Was at the Post Traumatic Stree Disorder (& the Global Village) conference both Thursday and Friday past…searching for clues and narratives that may lead to a burning question I should take on and figure out through a PhD.

Nothing burned but my own temper, as I was left listening to the headliner >> Friedman << discuss PTSD among Israelis, without reference to or mention of Palestinians (we can never hope to live together when the ‘sides’ continue to deny the humanity of the other). After listening to his embarrassing lectures on the first day, I opted out of the morning half of the second day and waited for Gen. Dallaire to take centre stage.

Massey Beveridge is the quintessential ‘chap’. He presented a rather exquisite talk on violence / trauma and the reality that they do not exist in a vacuum, and so the actions of a surgeon such as himself, should not begin / end with surgery. On a greater scale, he was also talking about global citizenship. Have requested a copy of his lecture. Google this man and learn from him, STAT.

Gen. Romeo Dallaire also presented. He told us a story of one of his soldiers, a soldier who had come face to face, gun to gun, with children soldiers in Rwanda. He had a choice to kill or be killed, and he pulled the trigger, watching the heads of children shatter. I’d never heard Gen Dallaire speak before, and was completely mesmerised. And like the spaz that I am, I was crying throughout this particular story. Mascara was running, it was a real mess.
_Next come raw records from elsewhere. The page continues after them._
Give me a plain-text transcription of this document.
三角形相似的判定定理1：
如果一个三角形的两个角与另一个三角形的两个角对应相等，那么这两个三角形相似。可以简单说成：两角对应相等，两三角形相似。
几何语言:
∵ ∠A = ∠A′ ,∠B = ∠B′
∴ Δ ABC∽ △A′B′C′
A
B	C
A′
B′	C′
Alexandre Trudeau spoke about Liberia. This guy is a politically philosophical bulldog. My impression is that he spoke over the heads of about 90% of the attendees. Strange, but a random female later harassed me for posing a specific question…and I think the only reason I was told my question / comment was “rude” and “uncalled for” was because he was a Trudeau (and this I believe because much more controversial questions were posed to the other speakers, and went largely unchallenged). What I didn’t anticipate from Trudeau was that he is seriously aggressive in his politics / positions. We managed to chat for a few moments after he jumped off stage at the Macleans lecture later that evening; I would have liked to talk to him at length, but there were others interested in speaking with him and I didn’t feel proper in taking up more of his time.